Para conseguir uma melhoria, é necessária uma maior promoção da educação sexual e reprodutiva (para a qual já estão atribuídos 132,6 milhões de pesos do orçamento) de forma eficaz e ao alcance dos setores mais vulneráveis ​​**[10].* * É fundamental trabalhar numa reforma educativa para a implementação da perspectiva de género nos programas de estudos do ensino básico e secundário a nível federal. Desta forma, as crianças mexicanas poderão adquirir conhecimentos que lhes permitirão identificar abusos sexuais, físicos e psicológicos, bem como desenvolver-se sem a imposição de papéis de género.

Da mesma forma, sendo a família a primeira unidade social à qual o indivíduo está exposto, a perspectiva de género deve ser promovida no núcleo familiar para lançar as bases de uma realidade onde não há lugar para masculinidades tóxicas. Esta é uma forma de mudar os paradigmas atuais dentro do Estado mexicano, porém, no exterior, as mulheres e meninas migrantes encontram-se vulneráveis ​​a situações de abuso por parte de governos estrangeiros.
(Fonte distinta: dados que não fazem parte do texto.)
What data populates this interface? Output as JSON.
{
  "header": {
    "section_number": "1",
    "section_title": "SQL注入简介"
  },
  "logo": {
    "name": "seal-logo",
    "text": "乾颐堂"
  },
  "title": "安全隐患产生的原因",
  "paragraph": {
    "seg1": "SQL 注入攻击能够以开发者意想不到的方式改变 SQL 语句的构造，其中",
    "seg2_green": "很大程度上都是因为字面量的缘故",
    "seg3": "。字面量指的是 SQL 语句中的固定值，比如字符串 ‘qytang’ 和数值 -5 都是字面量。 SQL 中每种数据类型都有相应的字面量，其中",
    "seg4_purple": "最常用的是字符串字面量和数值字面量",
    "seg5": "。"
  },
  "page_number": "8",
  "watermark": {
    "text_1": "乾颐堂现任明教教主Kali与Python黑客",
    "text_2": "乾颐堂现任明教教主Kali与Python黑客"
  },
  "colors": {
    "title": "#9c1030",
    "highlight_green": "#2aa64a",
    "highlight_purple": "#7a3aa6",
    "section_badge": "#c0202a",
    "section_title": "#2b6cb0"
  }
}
Uma das questões a que os migrantes mexicanos se encontram expostos é a violação dos seus direitos humanos, entre os quais se destaca o da autonomia reprodutiva. Apesar desta situação, não existem dados quantitativos e qualitativos suficientes que detalhem com mais precisão os problemas enfrentados pelas mulheres mexicanas no exterior, especialmente nos Estados Unidos, principal país receptor da população migrante mexicana **[11] **.

Da mesma forma, deve ser intensificada a divulgação dos serviços de atendimento às mulheres migrantes vítimas de violência familiar oferecidos pela grande rede de embaixadas e consulados que o México possui nos Estados Unidos. Há uma carência de informação sobre as questões de género que afectam o fenómeno migratório, em que a participação feminina, muitas vezes, resulta da decisão do chefe de família masculino, sem que a mulher tenha oportunidade de apresentar o seu caso ...força de vontade.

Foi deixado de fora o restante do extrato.